Начинается обычный рабочий день.

Стоит ли его описывать? Весь? От звонка до звонка? Вдруг вам станет скучно? Упомяну лишь некоторые эпизоды этого рабочего дня. Например, занятия по самбо.

Не упрекайте меня в незнании спортивной терминологии. Именно — занятия по самбо, а не по борьбе самбо. Борьба самбо освобождена от опасных приемов, потому это и вид спорта, в ней можно соревноваться. А самбо включает много приемов опасных, не для меня, разумеется, — для моего противника, что вполне нормально, поскольку приемы самбо в отличие от приемов борьбы самбо применяются не к другу-сопернику на ковре, а к вполне реальному противнику-преступнику. На асфальте улицы, в глухом лесу, на полу «малины» или мало ли где еще… Нас немного, занимающихся, но мы — специалисты. Я, например, Коршунов, Тверской, Рунов — имеем звание мастера спорта, остальные — перворазрядники.

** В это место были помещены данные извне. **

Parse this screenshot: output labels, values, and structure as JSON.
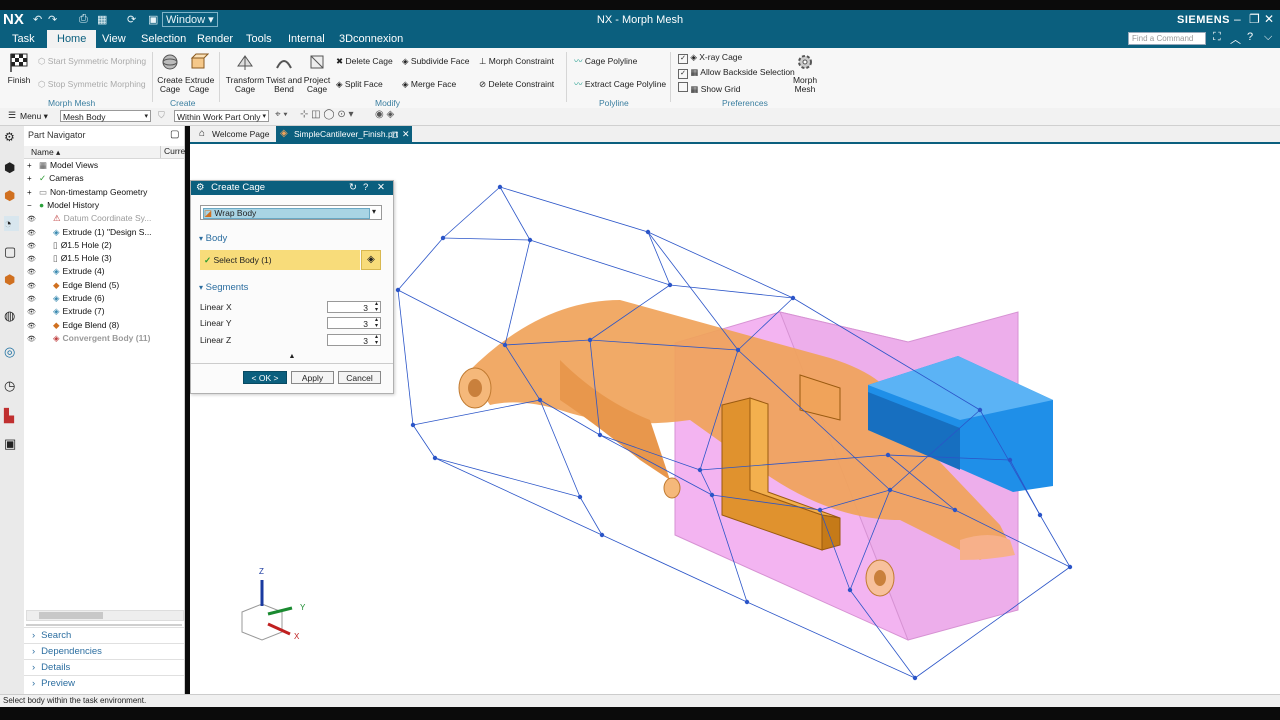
{
  "titlebar": {
    "app_logo": "NX",
    "window_menu": "Window",
    "title": "NX - Morph Mesh",
    "brand": "SIEMENS"
  },
  "menu_tabs": [
    "Task",
    "Home",
    "View",
    "Selection",
    "Render",
    "Tools",
    "Internal",
    "3Dconnexion"
  ],
  "active_tab": "Home",
  "command_finder_placeholder": "Find a Command",
  "ribbon": {
    "finish": "Finish",
    "start_symmetric": "Start Symmetric Morphing",
    "stop_symmetric": "Stop Symmetric Morphing",
    "create_cage": "Create Cage",
    "extrude_cage": "Extrude Cage",
    "transform_cage": "Transform Cage",
    "twist_and_bend": "Twist and Bend",
    "project_cage": "Project Cage",
    "delete_cage": "Delete Cage",
    "split_face": "Split Face",
    "subdivide_face": "Subdivide Face",
    "merge_face": "Merge Face",
    "morph_constraint": "Morph Constraint",
    "delete_constraint": "Delete Constraint",
    "cage_polyline": "Cage Polyline",
    "extract_cage_polyline": "Extract Cage Polyline",
    "xray_cage": "X-ray Cage",
    "allow_backside": "Allow Backside Selection",
    "show_grid": "Show Grid",
    "morph_mesh": "Morph Mesh",
    "groups": {
      "morph_mesh": "Morph Mesh",
      "create": "Create",
      "modify": "Modify",
      "polyline": "Polyline",
      "preferences": "Preferences"
    }
  },
  "toolbar": {
    "menu": "Menu",
    "filter": "Mesh Body",
    "scope": "Within Work Part Only"
  },
  "navigator": {
    "title": "Part Navigator",
    "col_name": "Name",
    "col_current": "Curre",
    "items": [
      {
        "label": "Model Views"
      },
      {
        "label": "Cameras"
      },
      {
        "label": "Non-timestamp Geometry"
      },
      {
        "label": "Model History"
      },
      {
        "label": "Datum Coordinate Sy..."
      },
      {
        "label": "Extrude (1) \"Design S..."
      },
      {
        "label": "Ø1.5 Hole (2)"
      },
      {
        "label": "Ø1.5 Hole (3)"
      },
      {
        "label": "Extrude (4)"
      },
      {
        "label": "Edge Blend (5)"
      },
      {
        "label": "Extrude (6)"
      },
      {
        "label": "Extrude (7)"
      },
      {
        "label": "Edge Blend (8)"
      },
      {
        "label": "Convergent Body (11)"
      }
    ],
    "bottom_panels": [
      "Search",
      "Dependencies",
      "Details",
      "Preview"
    ]
  },
  "doc_tabs": [
    "Welcome Page",
    "SimpleCantilever_Finish.prt"
  ],
  "dialog": {
    "title": "Create Cage",
    "type_value": "Wrap Body",
    "body_section": "Body",
    "select_body": "Select Body (1)",
    "segments_section": "Segments",
    "linear_x_label": "Linear X",
    "linear_x": "3",
    "linear_y_label": "Linear Y",
    "linear_y": "3",
    "linear_z_label": "Linear Z",
    "linear_z": "3",
    "ok": "< OK >",
    "apply": "Apply",
    "cancel": "Cancel"
  },
  "triad": {
    "z": "Z",
    "y": "Y",
    "x": "X"
  },
  "status_text": "Select body within the task environment.",
  "colors": {
    "header": "#0b5f7e",
    "cage_line": "#2b55c8",
    "part_orange": "#f0a35a",
    "box_pink": "#f2a3ef",
    "block_blue": "#1f8fe8",
    "select_yellow": "#f8dc7a"
  }
}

Кстати, первый разряд у меня еще по нескольким видам спорта — по вольной борьбе, например, по боксу, по стрельбе, по легкой атлетике, ну, а уж вторых и третьих — не сосчитать.

Не подумайте только, что я хвастаюсь. У остальных ребят такая же картина. И здесь нет ничего удивительного, в конце концов, нас специально отбирали.

Наш инструктор Чунаков — супермастер, теоретик, профессор своего дела. Но он и действительно профессор на кафедре в Инфизкульте. И не только теоретик — шестикратный чемпион страны, заслуженный мастер спорта, судья Международной категории. Во время войны самбо не раз спасало ему жизнь в тылу врага и унесло немало жизней этих врагов.

Он в тренировочном костюме, в очках, с блокнотом в руке.

Тренировка продолжается два часа.

Мы разминаемся, работаем со штангой, на гимнастических снарядах, укрепляем отдельные части руки — ребро ладони, пальцы, запястье.

Ударом ноги поражаем силуэты. Каждый раз, когда удар точен и достаточно силен, зажигается лампочка. Бьем мешок с песком, грушу. Сражаемся с механическим манекеном. Это хитрая штука — ударишь его и никогда не знаешь, как он отреагирует своей, одетой в кожаную перчатку, стальной рукой. Чуть зазеваешься и такую оплеуху схватишь, что в ушах зазвенит.